Traditional Reinforcement Learning (RL) algorithms are usually applied in robotics to learn controllers that act with a fixed control rate. Given the discrete nature of RL algorithms, they are oblivious to the effects of the choice of control rate: finding the correct control rate can be difficult and mistakes often result in excessive use of computing resources or even lack of convergence. We propose Soft Elastic Actor-Critic (SEAC), a novel off-policy actor-critic algorithm to address this issue. SEAC implements elastic time steps, time steps with a known, variable duration, which allow the agent to change its control frequency to adapt to the situation.

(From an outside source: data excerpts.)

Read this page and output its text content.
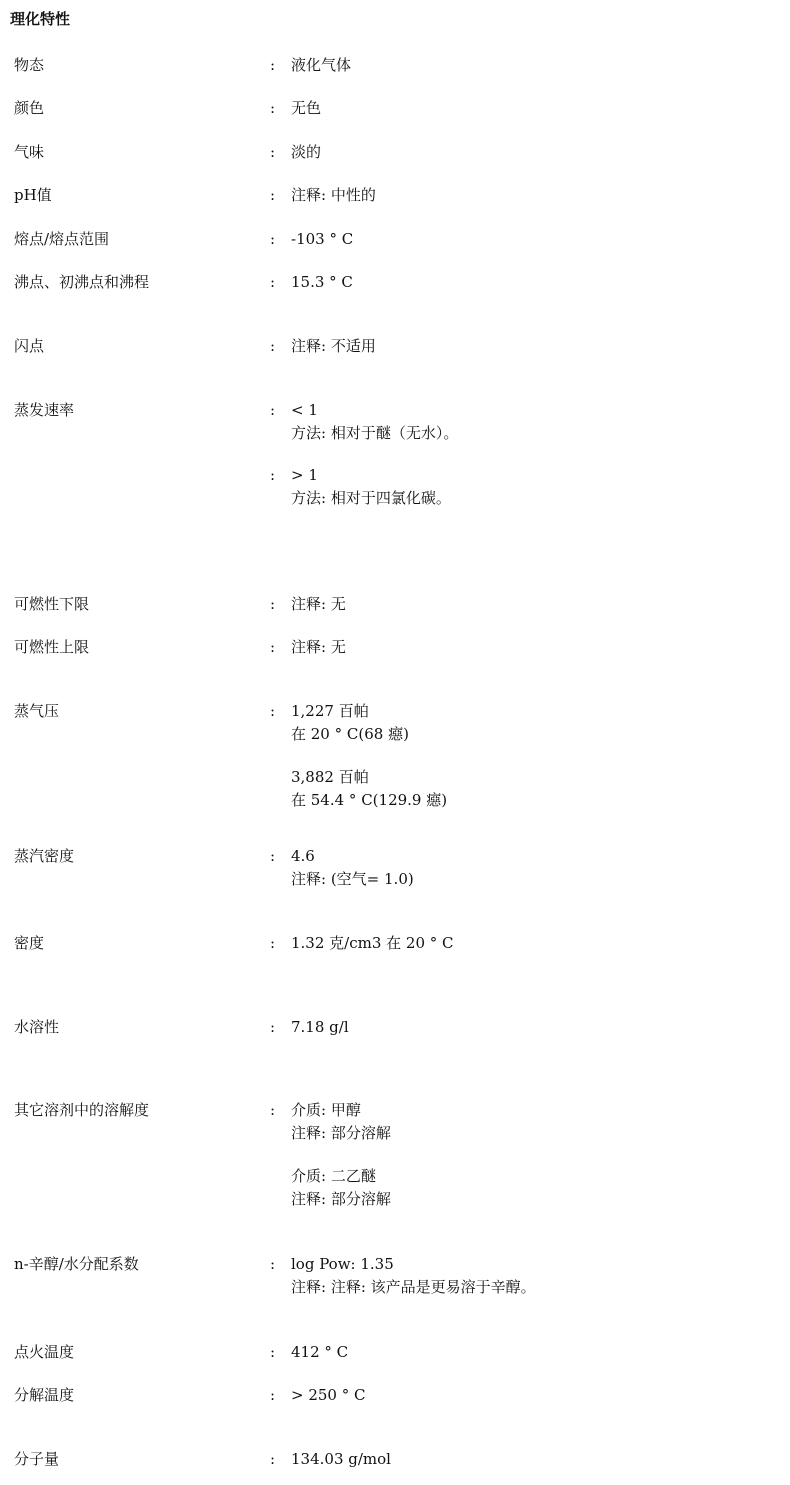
理化特性
物态	:	液化气体
颜色	:	无色
气味	:	淡的
pH值	:	注释: 中性的
熔点/熔点范围	:	-103 ° C
沸点、初沸点和沸程	:	15.3 ° C
闪点	:	注释: 不适用
蒸发速率	:	< 1
方法: 相对于醚（无水）。
:	> 1
方法: 相对于四氯化碳。
可燃性下限	:	注释: 无
可燃性上限	:	注释: 无
蒸气压	:	1,227 百帕
在 20 ° C(68 癋)
3,882 百帕
在 54.4 ° C(129.9 癋)
蒸汽密度	:	4.6
注释: (空气= 1.0)
密度	:	1.32 克/cm3 在 20 ° C
水溶性	:	7.18 g/l
其它溶剂中的溶解度	:	介质: 甲醇
注释: 部分溶解
介质: 二乙醚
注释: 部分溶解
n-辛醇/水分配系数	:	log Pow: 1.35
注释: 注释: 该产品是更易溶于辛醇。
点火温度	:	412 ° C
分解温度	:	> 250 ° C
分子量	:	134.03 g/mol
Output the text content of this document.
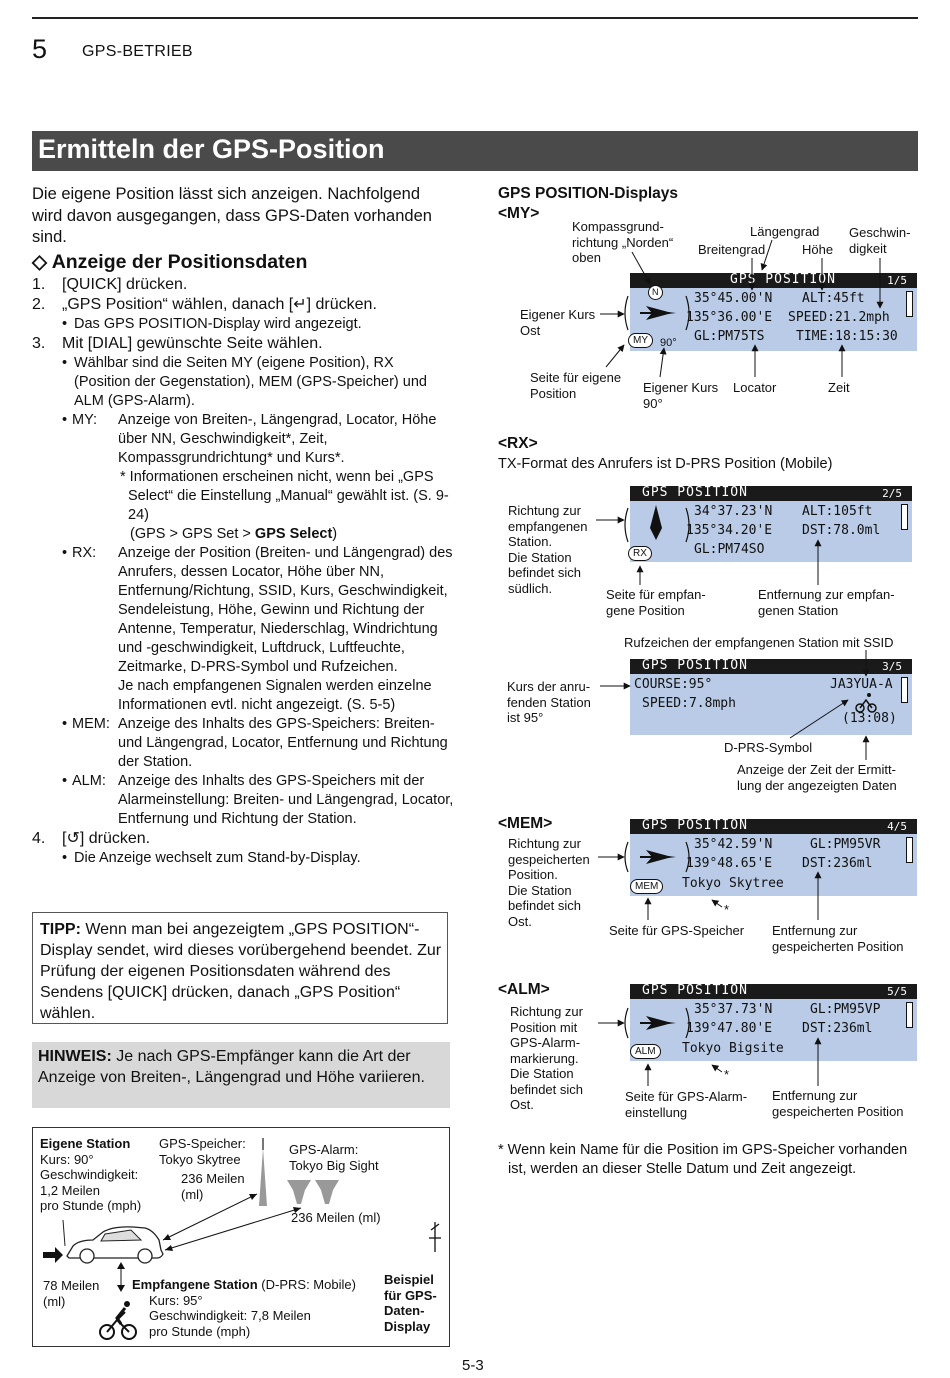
5 GPS-BETRIEB
Ermitteln der GPS-Position
Die eigene Position lässt sich anzeigen. Nachfolgend wird davon ausgegangen, dass GPS-Daten vorhanden sind.
◇ Anzeige der Positionsdaten
1. [QUICK] drücken.
2. „GPS Position“ wählen, danach [↵] drücken.
• Das GPS POSITION-Display wird angezeigt.
3. Mit [DIAL] gewünschte Seite wählen.
• Wählbar sind die Seiten MY (eigene Position), RX (Position der Gegenstation), MEM (GPS-Speicher) und ALM (GPS-Alarm).
• MY: Anzeige von Breiten-, Längengrad, Locator, Höhe über NN, Geschwindigkeit*, Zeit, Kompassgrundrichtung* und Kurs*.
* Informationen erscheinen nicht, wenn bei „GPS Select“ die Einstellung „Manual“ gewählt ist. (S. 9-24)
(GPS > GPS Set > GPS Select)
• RX: Anzeige der Position (Breiten- und Längengrad) des Anrufers, dessen Locator, Höhe über NN, Entfernung/Richtung, SSID, Kurs, Geschwindigkeit, Sendeleistung, Höhe, Gewinn und Richtung der Antenne, Temperatur, Niederschlag, Windrichtung und -geschwindigkeit, Luftdruck, Luftfeuchte, Zeitmarke, D-PRS-Symbol und Rufzeichen.
Je nach empfangenen Signalen werden einzelne Informationen evtl. nicht angezeigt. (S. 5-5)
• MEM: Anzeige des Inhalts des GPS-Speichers: Breiten- und Längengrad, Locator, Entfernung und Richtung der Station.
• ALM: Anzeige des Inhalts des GPS-Speichers mit der Alarmeinstellung: Breiten- und Längengrad, Locator, Entfernung und Richtung der Station.
4. [↺] drücken.
• Die Anzeige wechselt zum Stand-by-Display.
TIPP: Wenn man bei angezeigtem „GPS POSITION“-Display sendet, wird dieses vorübergehend beendet. Zur Prüfung der eigenen Positionsdaten während des Sendens [QUICK] drücken, danach „GPS Position“ wählen.
HINWEIS: Je nach GPS-Empfänger kann die Art der Anzeige von Breiten-, Längengrad und Höhe variieren.
Eigene Station
Kurs: 90°
Geschwindigkeit:
1,2 Meilen
pro Stunde (mph)
GPS-Speicher:
Tokyo Skytree
GPS-Alarm:
Tokyo Big Sight
236 Meilen
(ml)
236 Meilen (ml)
78 Meilen
(ml)
Empfangene Station (D-PRS: Mobile)
Kurs: 95°
Geschwindigkeit: 7,8 Meilen
pro Stunde (mph)
Beispiel
für GPS-
Daten-
Display
GPS POSITION-Displays
<MY>
Kompassgrund-
richtung „Norden“
oben
Breitengrad
Längengrad
Höhe
Geschwin-
digkeit
Eigener Kurs
Ost
Seite für eigene
Position	Eigener Kurs
90°
Locator	Zeit
GPS POSITION	1/5
35°45.00'N
135°36.00'E
GL:PM75TS
ALT:45ft
SPEED:21.2mph
TIME:18:15:30
MY	90°
N
<RX>
TX-Format des Anrufers ist D-PRS Position (Mobile)
Richtung zur
empfangenen
Station.
Die Station
befindet sich
südlich.	Seite für empfan-
gene Position
Entfernung zur empfan-
genen Station
GPS POSITION	2/5
34°37.23'N
135°34.20'E
GL:PM74SO
ALT:105ft
DST:78.0ml
RX
Rufzeichen der empfangenen Station mit SSID
Kurs der anru-
fenden Station
ist 95°
D-PRS-Symbol
Anzeige der Zeit der Ermitt-
lung der angezeigten Daten
GPS POSITION	3/5
COURSE:95°
SPEED:7.8mph
JA3YUA-A
(13:08)
<MEM>
Richtung zur
gespeicherten
Position.
Die Station
befindet sich
Ost.
Seite für GPS-Speicher Entfernung zur
gespeicherten Position
*
GPS POSITION	4/5
35°42.59'N
139°48.65'E
Tokyo Skytree
GL:PM95VR
DST:236ml
MEM
<ALM>
Richtung zur
Position mit
GPS-Alarm-
markierung.
Die Station
befindet sich
Ost.
Seite für GPS-Alarm-
einstellung
Entfernung zur
gespeicherten Position
*
GPS POSITION	5/5
35°37.73'N
139°47.80'E
Tokyo Bigsite
GL:PM95VP
DST:236ml
ALM
* Wenn kein Name für die Position im GPS-Speicher vorhanden ist, werden an dieser Stelle Datum und Zeit angezeigt.
5-3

In practice, SEAC applies control only when necessary, minimizing computational resources and data usage. We evaluate SEAC's capabilities in simulation in a Newtonian kinematics maze navigation task and on a 3D racing video game, Trackmania. SEAC outperforms the SAC baseline in terms of energy efficiency and overall time management, and most importantly without the need to identify a control frequency for the learned controller. SEAC demonstrated faster and more stable training speeds than SAC, especially at control rates where SAC struggled to converge. We also compared SEAC with a similar approach, the Continuous-Time Continuous-Options (CTCO) model, and SEAC resulted in better task performance. These findings highlight the potential of SEAC for practical, real-world RL applications in robotics.